Master Data Management in Manufacturing

The manufacturing industry is exposed to severe global competitions and its business environment is changing rapidly. The industry is now required to adapt itself to this change.

The industry has long been reliant on lean manufacturing models to achieve profitability. From just-in-time manufacturing concepts to continuous improvement or quality initiatives, driven by the need to increase and refine operating efficiencies.

It’s time to pursue these same objectives through data.

Most organizations in manufacturing have ongoing digital transformation processes, and those that are not, have them planned, or should.

The growth of demand, and more competitive markets are compelling manufacturers, from every area in the industry — apparel, appliances, food, furniture, electronics, machinery — to adopt innovative business models, outsourced production, transforming core and non-core functions, reducing supply chain complexity, and even to develop capabilities to reach customers directly, providing more personalized and relevant products as cost and time-to-market pressures increase.

As in other industries, Master Data Management is a critical foundation for manufacturers to succeed in the digital economy –integrating multiple systems to deliver accurate, timely data across these organizations — to achieve their business objectives, improving time to market, operational efficiencies, and providing better customer experiences.

In a time where we witness consumers adopting, new, short-term behaviours that will to a certain degree become permanent as we emerge to a new economic reality.

Whoever wants to thrive in a now more competitive and volatile environment needs to adapt their organizations into fast decision processes, increase their supply chain resilience, integrate multiple channels into a single and improved customer experience and to adapt and foresee their, suppliers and distributors and customers’ needs and behaviours.

Master data is the critical driver that enables organization to exploit the vast amounts of data they gather in an efficient way.

Master data is the heart of the most valuable information that an organization owns, helping every line of business to deliver value.

What is Master Data?

Master data is usually defined as the set of core entities within an organization, depending on the industry it may include customers, prospects, suppliers, sites, hierarchies etc.

The purpose of managing this data is to assure a consistent definition of these business entities and data about them across the organization’s multiple systems, establishing a standard definition for business-critical data that represents a single source of truth.

What is Manufacturing Master Data?

When looking at a manufacturer, besides the examples mentioned above as customers, suppliers, etc, a few examples of more industry specific master data entities are components, materials, ingredients, retailers, vendors, partners, distributors, locations or reference data.

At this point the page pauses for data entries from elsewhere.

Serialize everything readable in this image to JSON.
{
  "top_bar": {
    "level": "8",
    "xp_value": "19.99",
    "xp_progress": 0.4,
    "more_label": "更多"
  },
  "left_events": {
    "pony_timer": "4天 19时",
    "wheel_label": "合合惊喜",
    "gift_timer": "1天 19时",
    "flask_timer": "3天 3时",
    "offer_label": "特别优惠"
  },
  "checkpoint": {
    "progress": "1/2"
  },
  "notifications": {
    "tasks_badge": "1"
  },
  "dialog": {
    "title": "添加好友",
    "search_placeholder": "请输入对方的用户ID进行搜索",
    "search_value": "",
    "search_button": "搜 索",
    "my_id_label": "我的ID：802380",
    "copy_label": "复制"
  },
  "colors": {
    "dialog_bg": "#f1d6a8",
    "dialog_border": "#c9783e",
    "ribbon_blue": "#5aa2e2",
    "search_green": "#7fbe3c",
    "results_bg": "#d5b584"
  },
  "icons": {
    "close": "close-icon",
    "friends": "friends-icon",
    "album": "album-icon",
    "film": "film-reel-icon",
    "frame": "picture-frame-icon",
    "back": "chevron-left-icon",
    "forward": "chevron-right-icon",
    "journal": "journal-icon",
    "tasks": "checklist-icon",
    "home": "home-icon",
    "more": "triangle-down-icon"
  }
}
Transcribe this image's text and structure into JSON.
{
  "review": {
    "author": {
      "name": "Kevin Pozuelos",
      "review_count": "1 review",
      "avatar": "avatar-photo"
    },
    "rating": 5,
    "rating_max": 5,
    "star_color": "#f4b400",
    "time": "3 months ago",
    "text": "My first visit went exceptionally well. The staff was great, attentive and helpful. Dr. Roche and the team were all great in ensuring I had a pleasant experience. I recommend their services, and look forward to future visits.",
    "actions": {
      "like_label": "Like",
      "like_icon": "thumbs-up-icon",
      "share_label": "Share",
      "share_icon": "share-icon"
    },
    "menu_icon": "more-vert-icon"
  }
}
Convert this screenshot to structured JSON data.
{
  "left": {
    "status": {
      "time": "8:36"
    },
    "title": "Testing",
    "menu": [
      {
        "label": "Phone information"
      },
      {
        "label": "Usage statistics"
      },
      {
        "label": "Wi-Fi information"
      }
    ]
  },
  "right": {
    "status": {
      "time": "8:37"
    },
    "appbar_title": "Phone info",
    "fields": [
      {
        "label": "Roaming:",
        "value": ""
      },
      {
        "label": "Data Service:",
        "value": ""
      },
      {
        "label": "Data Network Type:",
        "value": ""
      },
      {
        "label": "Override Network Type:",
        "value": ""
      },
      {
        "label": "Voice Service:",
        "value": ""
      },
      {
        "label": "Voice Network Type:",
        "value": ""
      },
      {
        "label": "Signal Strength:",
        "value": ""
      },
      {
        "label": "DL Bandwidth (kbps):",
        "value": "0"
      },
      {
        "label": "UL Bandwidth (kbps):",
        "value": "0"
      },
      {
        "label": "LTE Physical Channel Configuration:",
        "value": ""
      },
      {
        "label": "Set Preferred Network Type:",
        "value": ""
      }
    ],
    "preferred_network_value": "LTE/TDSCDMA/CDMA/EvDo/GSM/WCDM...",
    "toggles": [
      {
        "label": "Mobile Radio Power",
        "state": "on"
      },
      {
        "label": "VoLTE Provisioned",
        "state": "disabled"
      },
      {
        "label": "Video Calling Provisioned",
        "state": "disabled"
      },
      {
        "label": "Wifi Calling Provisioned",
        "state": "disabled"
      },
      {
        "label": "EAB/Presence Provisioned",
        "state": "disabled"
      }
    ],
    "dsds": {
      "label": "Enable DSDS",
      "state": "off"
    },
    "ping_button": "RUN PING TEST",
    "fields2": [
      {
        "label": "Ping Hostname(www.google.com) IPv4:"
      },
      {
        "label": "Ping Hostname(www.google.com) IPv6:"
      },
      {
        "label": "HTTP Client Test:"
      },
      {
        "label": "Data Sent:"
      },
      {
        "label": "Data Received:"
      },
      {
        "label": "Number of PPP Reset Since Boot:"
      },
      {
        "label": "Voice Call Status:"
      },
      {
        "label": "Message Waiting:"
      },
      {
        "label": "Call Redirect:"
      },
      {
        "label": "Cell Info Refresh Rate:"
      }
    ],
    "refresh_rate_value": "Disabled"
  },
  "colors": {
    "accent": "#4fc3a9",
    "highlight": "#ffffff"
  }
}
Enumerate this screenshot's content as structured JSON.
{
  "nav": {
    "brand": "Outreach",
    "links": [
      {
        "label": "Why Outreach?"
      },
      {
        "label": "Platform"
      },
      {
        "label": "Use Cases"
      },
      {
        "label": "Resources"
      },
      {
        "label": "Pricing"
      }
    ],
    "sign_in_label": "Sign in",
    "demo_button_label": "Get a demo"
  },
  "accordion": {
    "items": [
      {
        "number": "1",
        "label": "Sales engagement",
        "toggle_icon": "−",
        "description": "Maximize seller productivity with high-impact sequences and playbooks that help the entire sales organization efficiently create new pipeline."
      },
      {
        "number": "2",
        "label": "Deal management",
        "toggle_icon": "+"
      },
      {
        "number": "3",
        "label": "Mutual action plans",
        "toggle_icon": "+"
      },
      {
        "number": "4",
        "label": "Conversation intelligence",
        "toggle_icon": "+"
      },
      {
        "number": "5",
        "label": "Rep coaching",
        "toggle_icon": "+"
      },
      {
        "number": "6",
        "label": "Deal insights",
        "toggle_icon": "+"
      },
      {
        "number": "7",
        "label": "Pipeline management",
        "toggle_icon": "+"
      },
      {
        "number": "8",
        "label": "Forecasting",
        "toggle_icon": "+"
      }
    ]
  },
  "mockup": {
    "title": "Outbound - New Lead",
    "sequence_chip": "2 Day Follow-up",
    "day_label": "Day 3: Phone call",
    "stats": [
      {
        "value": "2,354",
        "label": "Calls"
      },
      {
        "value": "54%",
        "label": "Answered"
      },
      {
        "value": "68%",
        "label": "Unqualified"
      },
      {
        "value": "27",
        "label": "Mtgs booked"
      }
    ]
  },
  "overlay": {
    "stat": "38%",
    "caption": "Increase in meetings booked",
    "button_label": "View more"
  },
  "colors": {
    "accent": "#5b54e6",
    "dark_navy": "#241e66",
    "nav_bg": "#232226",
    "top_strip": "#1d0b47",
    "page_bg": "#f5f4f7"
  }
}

Master data management should cover the process of collecting the data for each of these domains and provide it to all relevant systems and stakeholders.

What are the benefits?

Master data management provides various benefits to the efficiency and success of a manufacturer, either directly or as a support component for many of the digital transformation initiatives, enabling the capability to:

· Base decisions on a consolidated and consistent enterprise level view of all the critical entities

· Deliver consistent, quality data across the organization, from supplier to point of sale.

· Reduce risk of data discrepancies between different data silos, channels (internal or external)

· Create a single, central repository for gathering and integrating data across the entire value chain

· Ensure data consistency

· Reduce time to market by effectively managing information as it flows across the organization and external channels.

· Establish a unified view of process and data

· Achieve a clearer knowledge of the full value chain

· Ensuring traceability for all core business data, across all channels

It’s important to keep in mind that this value can only be delivered once the master data is consumed by everyone in the organization, meaning that there are costs associated with the integration with other systems (Core, CRM, BPM, Portals, etc.) that must be considered to achieve these benefits.

There is no single approach to starting an MDM project

Master Data Management plays an important role in this solution and a pivotal role in the organizations’ ambitions in a competitive marketplace.

When organizations aim at being data-driven master data must be the primary focus.

Master data is the most valuable data that an organization owns, used across all the organizations’ units, processes, and systems to keep the organization working.

Even within the same organization we can find different approaches on how data is handled, this will lead to different levels of maturity, different approaches on how and what data is collected and used.

A good rule of thumb is to start with a business area where we can identify clearly business value to be generated (grounded on business cases) and that has the best conditions to work as a seed for master data. Maximizing the chances for a success story.

This success story demonstrates the value generated, acting as a powerful driver for the incremental integration of other business areas and systems.

A master data management initiative can’t be a stand-alone initiative.

It is a disruptive process, and its success relies heavily on a strong executive sponsorship and on data governance policies and processes.

It’s critical to have an incremental, focused approach, choosing a business case that can bring visibility to the initiative within a reasonable timeframe and budget, to get the stakeholders buy-in and organizational awareness.